Online Payments: EU Parliament Committee Sides with Big Banks That Want to Escape Responsibility

Brussels, BELGIUM – Today, the European Parliament’s Economic and Monetary Affairs Committee (ECON) adopted its position on the Payment Services Regulation (PSR), which introduces new rules for providers of payment and electronic money services.

The Computer & Communications Industry Association (CCIA Europe) expresses grave concerns about the Committee’s plan to introduce a broad extension of liability for online fraud, which would come down to responsibility being shifted from banks to online platforms. 

Not only would this liability extension directly conflict with the Digital Services Act, which already mandates online platforms to fight fraud, it is also unjustified and disproportionate. No evidence has ever been presented that creating this new liability would lead to improvements. On the contrary, it creates more confusion and is yet another example of last-minute regulatory overreach.

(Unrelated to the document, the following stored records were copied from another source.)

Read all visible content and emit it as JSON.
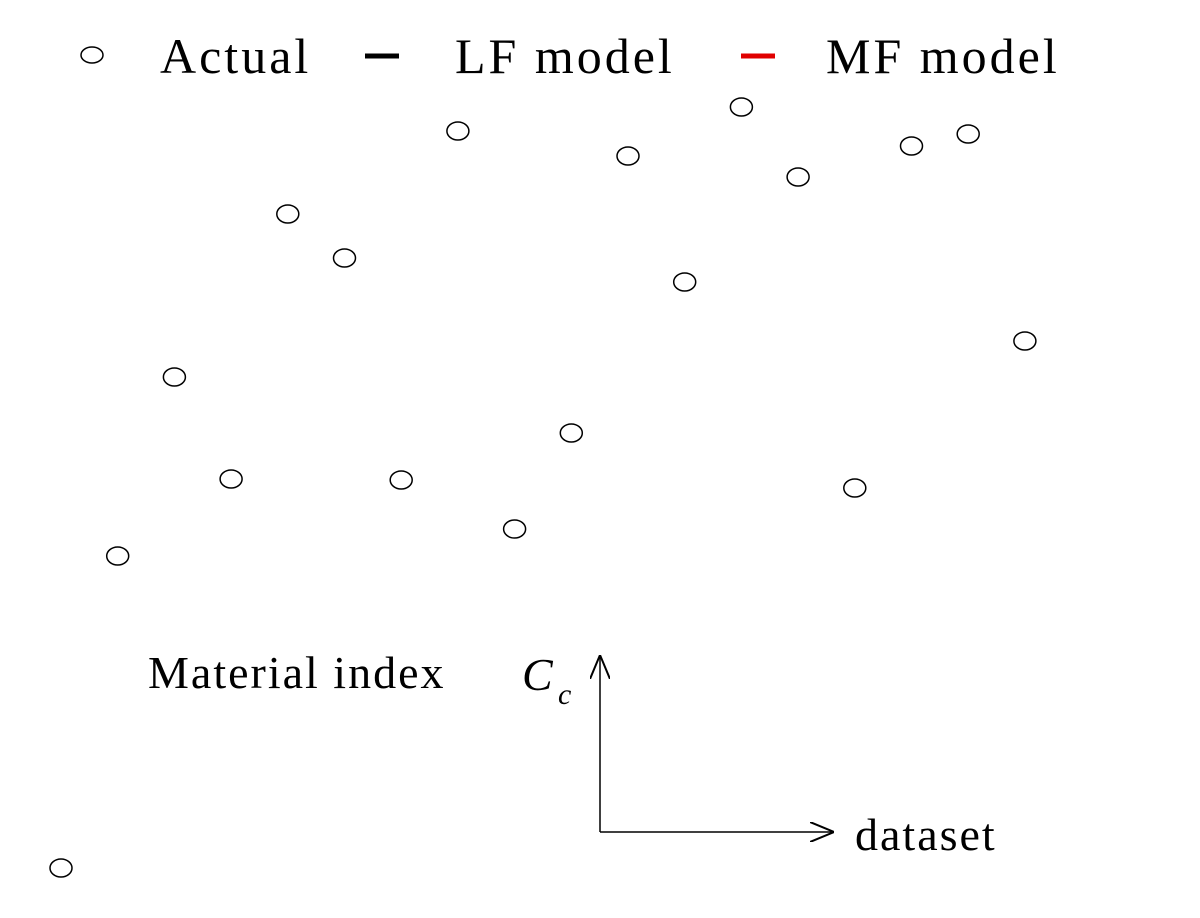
{
  "chart_data": {
    "type": "scatter",
    "x_label": "dataset",
    "y_label": "Material index",
    "y_label_symbol": "C",
    "y_label_subscript": "c",
    "x": [
      1,
      2,
      3,
      4,
      5,
      6,
      7,
      8,
      9,
      10,
      11,
      12,
      13,
      14,
      15,
      16,
      17,
      18
    ],
    "series": [
      {
        "name": "Actual",
        "color": "#000000",
        "marker": "circle",
        "values": [
          1.2,
          32.4,
          50.3,
          40.1,
          66.6,
          62.2,
          40.0,
          74.9,
          35.1,
          44.7,
          72.4,
          59.8,
          77.3,
          70.3,
          39.2,
          73.4,
          74.6,
          53.9
        ]
      },
      {
        "name": "LF model",
        "color": "#000000",
        "marker": "line",
        "values": []
      },
      {
        "name": "MF model",
        "color": "#e00000",
        "marker": "line",
        "values": []
      }
    ]
  }
}
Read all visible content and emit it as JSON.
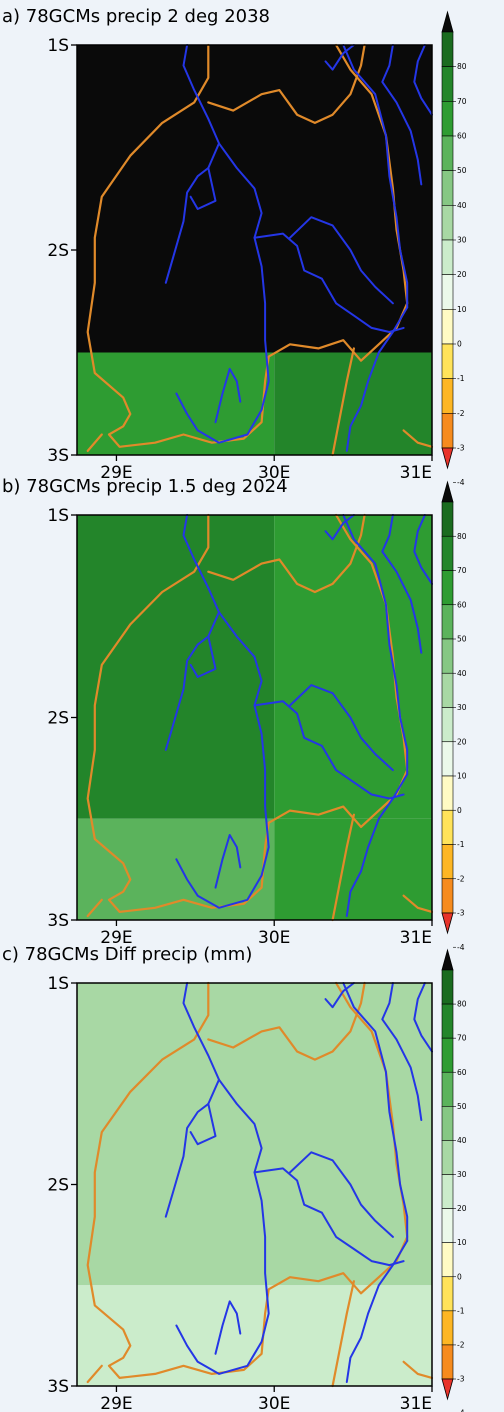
{
  "chart_data": [
    {
      "type": "heatmap",
      "title": "a) 78GCMs precip 2 deg 2038",
      "x_ticks": [
        "29E",
        "30E",
        "31E"
      ],
      "y_ticks": [
        "1S",
        "2S",
        "3S"
      ],
      "xlim": [
        28.75,
        31
      ],
      "ylim": [
        -3,
        -1
      ],
      "cells": [
        {
          "lon": [
            28.75,
            31
          ],
          "lat": [
            -2.5,
            -1
          ],
          "value": 85
        },
        {
          "lon": [
            28.75,
            30
          ],
          "lat": [
            -3,
            -2.5
          ],
          "value": 55
        },
        {
          "lon": [
            30,
            31
          ],
          "lat": [
            -3,
            -2.5
          ],
          "value": 65
        }
      ]
    },
    {
      "type": "heatmap",
      "title": "b) 78GCMs precip 1.5 deg 2024",
      "x_ticks": [
        "29E",
        "30E",
        "31E"
      ],
      "y_ticks": [
        "1S",
        "2S",
        "3S"
      ],
      "xlim": [
        28.75,
        31
      ],
      "ylim": [
        -3,
        -1
      ],
      "cells": [
        {
          "lon": [
            28.75,
            30
          ],
          "lat": [
            -2.5,
            -1
          ],
          "value": 65
        },
        {
          "lon": [
            30,
            31
          ],
          "lat": [
            -2.5,
            -1
          ],
          "value": 55
        },
        {
          "lon": [
            28.75,
            30
          ],
          "lat": [
            -3,
            -2.5
          ],
          "value": 45
        },
        {
          "lon": [
            30,
            31
          ],
          "lat": [
            -3,
            -2.5
          ],
          "value": 55
        }
      ]
    },
    {
      "type": "heatmap",
      "title": "c) 78GCMs Diff precip (mm)",
      "x_ticks": [
        "29E",
        "30E",
        "31E"
      ],
      "y_ticks": [
        "1S",
        "2S",
        "3S"
      ],
      "xlim": [
        28.75,
        31
      ],
      "ylim": [
        -3,
        -1
      ],
      "cells": [
        {
          "lon": [
            28.75,
            31
          ],
          "lat": [
            -2.5,
            -1
          ],
          "value": 25
        },
        {
          "lon": [
            28.75,
            31
          ],
          "lat": [
            -3,
            -2.5
          ],
          "value": 15
        }
      ]
    }
  ],
  "colorbar": {
    "labels": [
      "80",
      "70",
      "60",
      "50",
      "40",
      "30",
      "20",
      "10",
      "0",
      "-1",
      "-2",
      "-3",
      "-4"
    ],
    "colors": [
      "#0a0a0a",
      "#1a6b1f",
      "#23852a",
      "#2e9c32",
      "#5bb35c",
      "#86c784",
      "#a8d8a4",
      "#cbeccb",
      "#ebf9ea",
      "#fffbc4",
      "#ffe35a",
      "#fdb624",
      "#f68b1e",
      "#e8332a"
    ]
  }
}
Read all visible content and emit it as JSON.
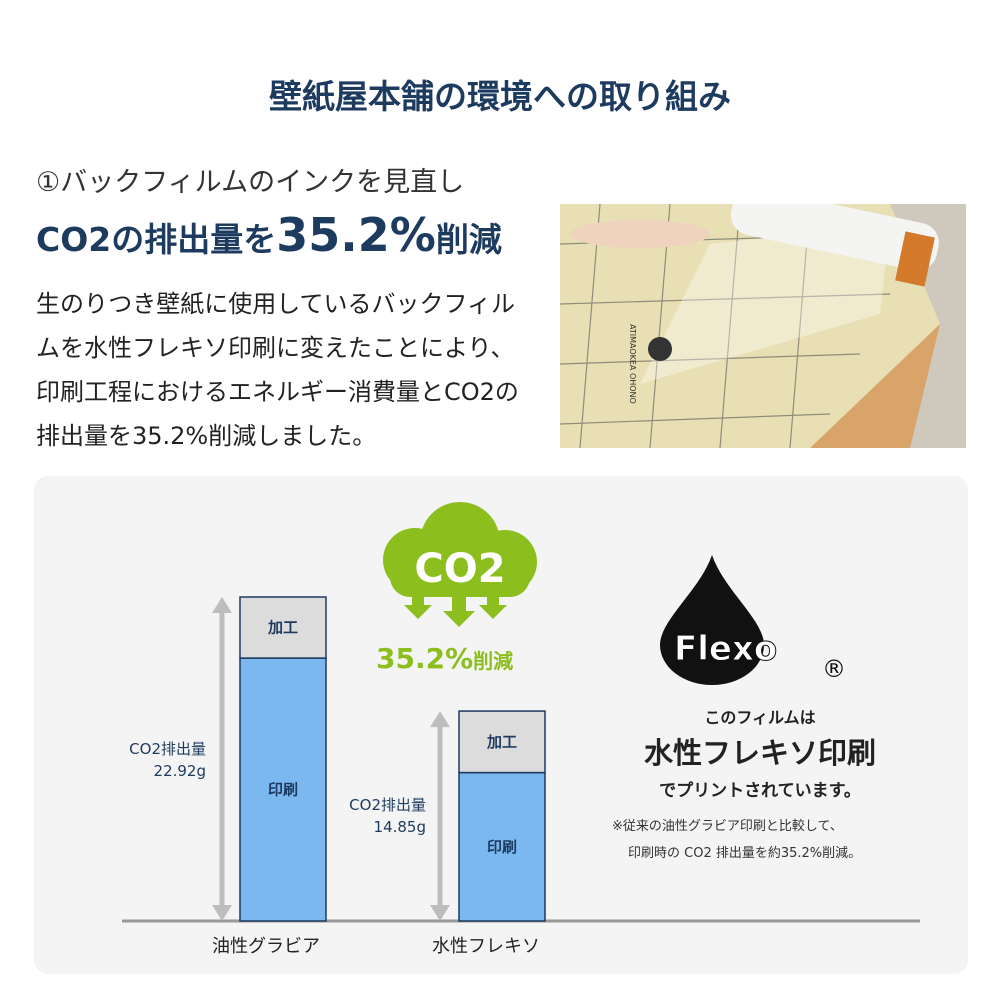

In fact, it is a blatant attempt by large incumbent banks to escape the responsibility they have towards their own customers by shifting it to innovative players, who are already subject to strict rules and actively combat online fraud.

CCIA regrets the overall lack of improvements to the European Commission’s initial proposal, as well as ECON’s low level of ambition on such an important legislative file. 

Furthermore, online platforms would be far from the only ones affected by this PSR text. Providers of small and innovative e-money balances – used to order a ride, take out a subscription, or make in-app purchases for instance – would also be subject to excessive new rules. 

CCIA Europe calls on Parliament to improve its position ahead of the plenary vote and deliver a framework that truly serves consumers and the wider digital economy. 

The following can be attributed to CCIA Europe’s Senior Policy Manager, Boniface de Champris:

“Today’s vote unfortunately confirms the ECON Committee’s decision to help big banks escape their own responsibility when consumers are defrauded, while using the very payment methods that banks specifically charge them for. Instead, banks want to pass the buck and abandon their responsibility, dumping it on the very innovative players who already lead the fight against online fraud.” 

“The Parliament Committee’s lack of willingness to engage with relevant stakeholders, other than some big banks, is regrettable and explains this inadequate outcome.”